His race hate flared up and I saw his eyes widen with
hope as Fatso from the door––who thought he was being slick––tried to
bushwhack me.
I snapped back a right fist and punched butterball in the throat just
hard enough to take the starch out of him. My eyes stayed locked with
Morgan’s.
The Aryan genius registered his friend dropping to the
floor and gasping for air. I saw the last vestige of defiance melt away
from him and his worldview reorient
“Capish?” I repeated.
“Capish,” Morgan whispered and I could hear in
his voice the thought that his surrendering to me was like barbed wire
in his guts.
Good!
I turned my back on him dismissively and stepped around
Fatso, who was still making choking noises on the ground.
I grabbed a bottle of liquid laundry detergent and poured it on the
linoleum floor of the room near the door.
“Gentlemen,” I said cheerfully and stepped out into the
corridor.
The guard, a shaved-headed Puerto Rican name Lan, was standing about
five yards down the hall trying to look disinterested in the laundry
room proceedings. His face lit up when he saw me but not with surprise;
it was joy.
“Some of the Aryan brothers had a little accident in
the laundry room. Slipped on some soap, I think.”

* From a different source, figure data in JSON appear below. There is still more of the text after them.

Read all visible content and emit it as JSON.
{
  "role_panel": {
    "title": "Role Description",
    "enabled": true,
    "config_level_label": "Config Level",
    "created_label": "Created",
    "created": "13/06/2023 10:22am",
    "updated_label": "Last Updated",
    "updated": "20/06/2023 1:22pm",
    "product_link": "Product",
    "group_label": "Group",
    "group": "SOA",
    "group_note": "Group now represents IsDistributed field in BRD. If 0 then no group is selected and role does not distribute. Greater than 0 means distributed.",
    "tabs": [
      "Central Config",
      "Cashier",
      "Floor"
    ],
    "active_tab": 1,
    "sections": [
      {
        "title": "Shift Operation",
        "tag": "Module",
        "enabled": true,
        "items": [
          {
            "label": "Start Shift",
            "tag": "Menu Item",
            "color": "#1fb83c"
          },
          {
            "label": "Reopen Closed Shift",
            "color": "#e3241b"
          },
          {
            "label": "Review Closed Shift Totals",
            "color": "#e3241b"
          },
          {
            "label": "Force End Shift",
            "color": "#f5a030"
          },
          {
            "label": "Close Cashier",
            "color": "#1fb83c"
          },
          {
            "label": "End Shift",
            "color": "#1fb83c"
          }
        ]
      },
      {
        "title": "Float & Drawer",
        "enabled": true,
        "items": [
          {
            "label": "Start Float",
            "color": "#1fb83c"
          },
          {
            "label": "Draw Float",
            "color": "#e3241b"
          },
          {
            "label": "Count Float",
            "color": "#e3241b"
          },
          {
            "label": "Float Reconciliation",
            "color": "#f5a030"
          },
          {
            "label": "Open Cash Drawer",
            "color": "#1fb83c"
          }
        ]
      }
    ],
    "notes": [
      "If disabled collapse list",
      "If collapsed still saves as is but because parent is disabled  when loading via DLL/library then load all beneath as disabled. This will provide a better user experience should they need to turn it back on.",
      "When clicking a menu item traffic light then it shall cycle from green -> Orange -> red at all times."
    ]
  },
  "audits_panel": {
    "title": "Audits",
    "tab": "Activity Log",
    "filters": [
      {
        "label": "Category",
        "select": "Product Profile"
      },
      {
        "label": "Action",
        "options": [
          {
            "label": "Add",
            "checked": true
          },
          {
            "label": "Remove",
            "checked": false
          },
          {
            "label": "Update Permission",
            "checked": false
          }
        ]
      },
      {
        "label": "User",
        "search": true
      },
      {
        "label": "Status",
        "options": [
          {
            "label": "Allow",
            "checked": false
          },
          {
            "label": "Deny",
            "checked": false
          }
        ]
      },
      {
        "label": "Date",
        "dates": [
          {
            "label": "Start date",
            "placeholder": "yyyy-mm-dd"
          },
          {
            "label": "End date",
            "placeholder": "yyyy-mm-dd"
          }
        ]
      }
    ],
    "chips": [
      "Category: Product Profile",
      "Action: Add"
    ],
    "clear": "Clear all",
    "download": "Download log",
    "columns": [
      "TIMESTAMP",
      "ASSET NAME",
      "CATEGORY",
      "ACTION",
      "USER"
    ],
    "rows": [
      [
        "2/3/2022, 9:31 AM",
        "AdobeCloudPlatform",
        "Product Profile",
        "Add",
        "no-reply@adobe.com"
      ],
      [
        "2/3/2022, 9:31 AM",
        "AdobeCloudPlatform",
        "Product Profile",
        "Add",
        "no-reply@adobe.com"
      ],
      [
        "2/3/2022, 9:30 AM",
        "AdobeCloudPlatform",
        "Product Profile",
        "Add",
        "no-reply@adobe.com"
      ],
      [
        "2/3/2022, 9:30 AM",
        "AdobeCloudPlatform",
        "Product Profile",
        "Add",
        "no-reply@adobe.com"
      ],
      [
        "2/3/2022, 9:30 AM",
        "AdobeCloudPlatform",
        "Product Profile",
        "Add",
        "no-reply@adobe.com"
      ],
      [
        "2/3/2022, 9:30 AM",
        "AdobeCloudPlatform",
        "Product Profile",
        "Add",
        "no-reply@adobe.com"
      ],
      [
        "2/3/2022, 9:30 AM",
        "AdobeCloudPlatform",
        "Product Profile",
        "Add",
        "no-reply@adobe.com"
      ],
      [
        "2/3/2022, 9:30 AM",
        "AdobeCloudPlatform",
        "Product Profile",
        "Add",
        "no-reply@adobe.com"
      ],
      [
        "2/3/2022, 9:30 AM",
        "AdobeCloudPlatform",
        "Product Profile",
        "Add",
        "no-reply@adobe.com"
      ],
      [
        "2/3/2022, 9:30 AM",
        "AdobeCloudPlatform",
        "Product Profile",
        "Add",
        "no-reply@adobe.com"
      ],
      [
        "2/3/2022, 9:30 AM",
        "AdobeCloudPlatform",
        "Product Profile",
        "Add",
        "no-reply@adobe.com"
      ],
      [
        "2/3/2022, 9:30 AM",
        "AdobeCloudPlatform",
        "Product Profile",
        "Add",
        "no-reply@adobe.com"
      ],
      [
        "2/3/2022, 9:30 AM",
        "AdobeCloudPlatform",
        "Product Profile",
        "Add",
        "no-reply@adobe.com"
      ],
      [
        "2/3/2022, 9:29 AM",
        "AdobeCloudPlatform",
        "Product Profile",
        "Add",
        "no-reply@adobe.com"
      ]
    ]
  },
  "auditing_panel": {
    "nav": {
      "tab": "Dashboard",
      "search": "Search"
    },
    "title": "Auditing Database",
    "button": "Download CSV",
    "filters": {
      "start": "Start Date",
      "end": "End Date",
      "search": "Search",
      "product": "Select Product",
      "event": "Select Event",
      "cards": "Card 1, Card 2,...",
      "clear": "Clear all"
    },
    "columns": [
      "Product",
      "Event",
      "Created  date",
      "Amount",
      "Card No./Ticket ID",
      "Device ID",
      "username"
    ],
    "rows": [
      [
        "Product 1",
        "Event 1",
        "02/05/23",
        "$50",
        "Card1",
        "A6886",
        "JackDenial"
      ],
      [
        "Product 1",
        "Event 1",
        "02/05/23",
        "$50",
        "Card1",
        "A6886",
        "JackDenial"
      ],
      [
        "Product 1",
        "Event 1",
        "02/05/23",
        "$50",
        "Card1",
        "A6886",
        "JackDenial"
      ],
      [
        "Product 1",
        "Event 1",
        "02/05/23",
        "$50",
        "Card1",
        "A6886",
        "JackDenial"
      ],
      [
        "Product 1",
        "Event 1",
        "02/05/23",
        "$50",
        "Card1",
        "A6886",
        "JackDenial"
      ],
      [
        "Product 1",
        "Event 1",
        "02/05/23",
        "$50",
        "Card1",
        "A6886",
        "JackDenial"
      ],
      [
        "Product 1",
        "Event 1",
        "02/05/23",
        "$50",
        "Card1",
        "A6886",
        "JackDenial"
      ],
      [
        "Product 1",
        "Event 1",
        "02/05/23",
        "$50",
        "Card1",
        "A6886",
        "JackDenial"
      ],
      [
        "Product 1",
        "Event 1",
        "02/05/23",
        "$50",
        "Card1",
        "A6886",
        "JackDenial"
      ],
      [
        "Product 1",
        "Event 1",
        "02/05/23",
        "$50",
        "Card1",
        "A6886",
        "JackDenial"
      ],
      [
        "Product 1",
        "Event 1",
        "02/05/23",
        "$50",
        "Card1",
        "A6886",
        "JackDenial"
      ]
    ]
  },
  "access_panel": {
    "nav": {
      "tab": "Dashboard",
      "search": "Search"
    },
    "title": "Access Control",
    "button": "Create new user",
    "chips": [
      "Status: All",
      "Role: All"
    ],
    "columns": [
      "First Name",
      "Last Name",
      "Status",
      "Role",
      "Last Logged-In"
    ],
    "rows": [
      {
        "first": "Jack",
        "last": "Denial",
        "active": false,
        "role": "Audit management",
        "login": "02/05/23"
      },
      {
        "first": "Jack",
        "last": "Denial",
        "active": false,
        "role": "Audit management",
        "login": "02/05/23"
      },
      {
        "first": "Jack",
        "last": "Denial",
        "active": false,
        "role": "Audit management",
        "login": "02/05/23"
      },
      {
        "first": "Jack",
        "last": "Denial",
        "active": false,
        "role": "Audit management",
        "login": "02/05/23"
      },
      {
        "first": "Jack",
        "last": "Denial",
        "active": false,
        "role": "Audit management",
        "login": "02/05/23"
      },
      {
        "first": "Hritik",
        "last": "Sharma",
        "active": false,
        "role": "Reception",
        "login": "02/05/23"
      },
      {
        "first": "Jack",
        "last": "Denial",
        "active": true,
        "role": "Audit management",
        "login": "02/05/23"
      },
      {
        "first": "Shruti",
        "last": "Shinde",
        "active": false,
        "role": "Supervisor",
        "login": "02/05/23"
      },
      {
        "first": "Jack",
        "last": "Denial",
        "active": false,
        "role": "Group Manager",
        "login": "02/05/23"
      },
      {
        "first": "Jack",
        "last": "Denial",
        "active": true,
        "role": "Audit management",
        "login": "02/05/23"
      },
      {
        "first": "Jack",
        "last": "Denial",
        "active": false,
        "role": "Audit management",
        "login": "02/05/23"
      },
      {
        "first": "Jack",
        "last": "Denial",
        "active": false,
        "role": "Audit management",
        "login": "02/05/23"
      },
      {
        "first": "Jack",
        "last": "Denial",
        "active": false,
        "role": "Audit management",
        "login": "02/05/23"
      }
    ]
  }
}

He nodded. “I kind of expected that to happen to them
putas.”
“Really?” I asked.
“Only reason I took those pricks’ money,” he said.
“Don’t suppose I get a refund from you then, huh?”
He shrugged. “Business is business,” he said
philosophically.
“Thought as much,” I didn’t look back as I walked back
toward my cell, even when I heard Lan exclaim,” My-my, guys; a little
clumsy, weren’t we?”
I resisted the urge to laugh maniacally, because Mama-san had always
said to be humble.
Right.
I laughed so hard I almost pissed myself.